From the wide variety offered Linda chose pretzel and potato/walnut bread. I chose bacon/leek and pumpkin seed. They were very good.
Our first course was
Steinpilze mit Meeres-Kopfsalat & marinierter Gänseleber
This was a subtle, elegant start with unusual combinations that worked well.
Sommerkürbis mit Topinambur & Akazien-Honig
“Marrow” in a vegetable context is British English for what Americans call summer squash. Steirereck has its own garden, which must be at its height at this time of year. The menu was mostly vegetable dishes, with many seasonings and garnishes. This dish made a usually boring vegetable interesting.
Linda’s third course was
Reinanke mit „Abate Fetel“ Birne, Kichererbsen, Kreuzkümmel & Brokkoli
Reinanke is a whitefish from cold, deep Alpine lakes. Pan-fried, it had a crisp skin, but held all its flavor and texture. The green rectangle and cube are broccoli; the white at left the pear. The chick peas in breadcrumbs added a good crunch to this excellent dish.
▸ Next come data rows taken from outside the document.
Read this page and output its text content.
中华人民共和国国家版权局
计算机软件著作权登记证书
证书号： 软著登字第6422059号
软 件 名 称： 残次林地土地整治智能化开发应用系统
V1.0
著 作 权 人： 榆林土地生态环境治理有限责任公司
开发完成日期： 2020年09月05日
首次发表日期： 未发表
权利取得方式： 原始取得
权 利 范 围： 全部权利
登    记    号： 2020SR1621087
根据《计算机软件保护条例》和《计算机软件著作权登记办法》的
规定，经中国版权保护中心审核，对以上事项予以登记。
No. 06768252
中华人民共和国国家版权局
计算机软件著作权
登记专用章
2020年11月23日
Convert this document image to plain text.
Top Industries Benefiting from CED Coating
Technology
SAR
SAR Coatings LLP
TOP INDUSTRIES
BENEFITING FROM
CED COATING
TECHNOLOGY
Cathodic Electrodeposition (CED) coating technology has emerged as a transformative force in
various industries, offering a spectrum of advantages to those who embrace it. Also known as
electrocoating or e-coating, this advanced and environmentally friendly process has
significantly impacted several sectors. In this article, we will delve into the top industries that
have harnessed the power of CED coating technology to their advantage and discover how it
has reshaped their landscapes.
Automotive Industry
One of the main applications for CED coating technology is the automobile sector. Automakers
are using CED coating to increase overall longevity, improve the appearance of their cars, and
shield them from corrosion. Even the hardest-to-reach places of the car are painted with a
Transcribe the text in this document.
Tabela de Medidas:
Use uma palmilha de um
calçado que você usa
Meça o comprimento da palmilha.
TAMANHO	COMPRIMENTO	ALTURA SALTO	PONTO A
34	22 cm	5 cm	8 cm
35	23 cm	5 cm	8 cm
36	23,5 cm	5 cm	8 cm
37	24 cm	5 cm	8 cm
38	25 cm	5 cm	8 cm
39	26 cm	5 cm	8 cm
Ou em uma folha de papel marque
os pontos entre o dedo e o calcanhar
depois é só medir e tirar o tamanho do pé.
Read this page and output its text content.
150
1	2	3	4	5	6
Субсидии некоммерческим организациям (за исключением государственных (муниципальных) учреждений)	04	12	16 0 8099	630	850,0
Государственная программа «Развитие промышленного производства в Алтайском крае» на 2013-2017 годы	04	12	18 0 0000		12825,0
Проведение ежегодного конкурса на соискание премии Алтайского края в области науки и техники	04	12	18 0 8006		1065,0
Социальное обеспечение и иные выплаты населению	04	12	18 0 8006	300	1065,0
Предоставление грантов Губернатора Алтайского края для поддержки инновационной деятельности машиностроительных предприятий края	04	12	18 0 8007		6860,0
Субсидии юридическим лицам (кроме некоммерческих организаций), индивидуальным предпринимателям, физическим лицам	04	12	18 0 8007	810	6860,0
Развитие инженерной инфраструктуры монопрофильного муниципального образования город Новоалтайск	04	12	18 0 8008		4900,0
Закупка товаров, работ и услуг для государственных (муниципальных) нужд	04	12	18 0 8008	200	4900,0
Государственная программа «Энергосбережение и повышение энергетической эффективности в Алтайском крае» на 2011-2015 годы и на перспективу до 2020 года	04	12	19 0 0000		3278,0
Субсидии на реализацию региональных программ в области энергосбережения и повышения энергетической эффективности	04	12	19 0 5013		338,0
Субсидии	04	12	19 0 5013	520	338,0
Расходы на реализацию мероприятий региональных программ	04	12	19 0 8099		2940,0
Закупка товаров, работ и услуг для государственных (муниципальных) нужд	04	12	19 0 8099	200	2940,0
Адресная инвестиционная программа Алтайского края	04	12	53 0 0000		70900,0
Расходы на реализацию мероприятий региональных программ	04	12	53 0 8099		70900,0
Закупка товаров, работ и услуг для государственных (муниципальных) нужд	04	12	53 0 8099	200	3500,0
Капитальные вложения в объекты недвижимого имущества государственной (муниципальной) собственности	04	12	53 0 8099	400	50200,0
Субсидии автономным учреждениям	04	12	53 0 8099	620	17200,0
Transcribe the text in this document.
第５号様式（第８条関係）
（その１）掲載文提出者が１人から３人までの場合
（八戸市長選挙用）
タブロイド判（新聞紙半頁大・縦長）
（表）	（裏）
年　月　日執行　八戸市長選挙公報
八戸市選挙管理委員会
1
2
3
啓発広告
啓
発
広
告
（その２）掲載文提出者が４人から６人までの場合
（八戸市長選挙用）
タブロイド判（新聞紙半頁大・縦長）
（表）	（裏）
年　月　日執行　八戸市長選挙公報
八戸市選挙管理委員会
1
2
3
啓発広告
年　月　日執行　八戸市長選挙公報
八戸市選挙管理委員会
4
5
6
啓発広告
Geschmorte weisse Karotte mit Herbsttrompeten-Pilzen, Bierrettich & Haselnüssen
The marinated carrot strips had a good, fresh flavor that was brought out by the garnishes.
Our fourth course was
Baumspinat mit Eiszapfen & Ochsenmark
This was the first time we had tried “tree spinach.” Its flavor was definitely stronger than the common variety. The bone marrow added some richness to this very good dish.
Über Holzkohle gegrillter Rieddeckel vom Almochsen mit Kopfsalat, Datteln & Austernkraut
This course was excellent, based on the fine quality of the charcoal-grilled Alpine beef. I was surprised to find that oyster leaves are now grown in Austria. These were of high quality and went very well with the beef. The soufléed potatoes added some elegance to an otherwise rustic dish.
Warm, moist towels were brought for our hands.
Affinierte Käse aus unserer Meierei
The two-tiered cheese cart was extensive with cheeses from all over Europe. It is supplied by the Meierei, the Reitbauer’s dairy and restaurant below Steirereck with a separate entrance from the Stadtpark. Of course, we only chose Austrian cheeses. The aged Alpine tomme, on the left in my selection below was particularly good. The roasted pumpkin seeds were a nice addition.
With the cheese I had a glass of 2010 Biegler Rotgipfler Spätlese.
Rotgipfler is a grape used to make aromatic white wine. It is almost exclusively found in the Gumpoldskirchen district of the Thermenregion in Austria. This had only a touch of sweetness, despite being a Spätlese. It was excellent with the cheese.
Himbeeren mit Pandan, weißer Schokolade & Kokos
The fresh red raspberries were mixed with a few tart yellow ones and were nicely offset by the slightly sweet exotic garnishes. Very good.
With the dessert we both had glasses of 2008 Kracher Beerenauslese Cuvée.
This Austrian late-harvest wine was just sweet enough and scrumptious.
The fine mignardises arrived skewered onto a little tree.
The service, under the direction of the chef’s wife, was always excellent. The pace was just right. The ambience is just what we like: well spaced tables with little noise. We thoroughly enjoyed our meal and thought that Steirereck lived up to its high reputation.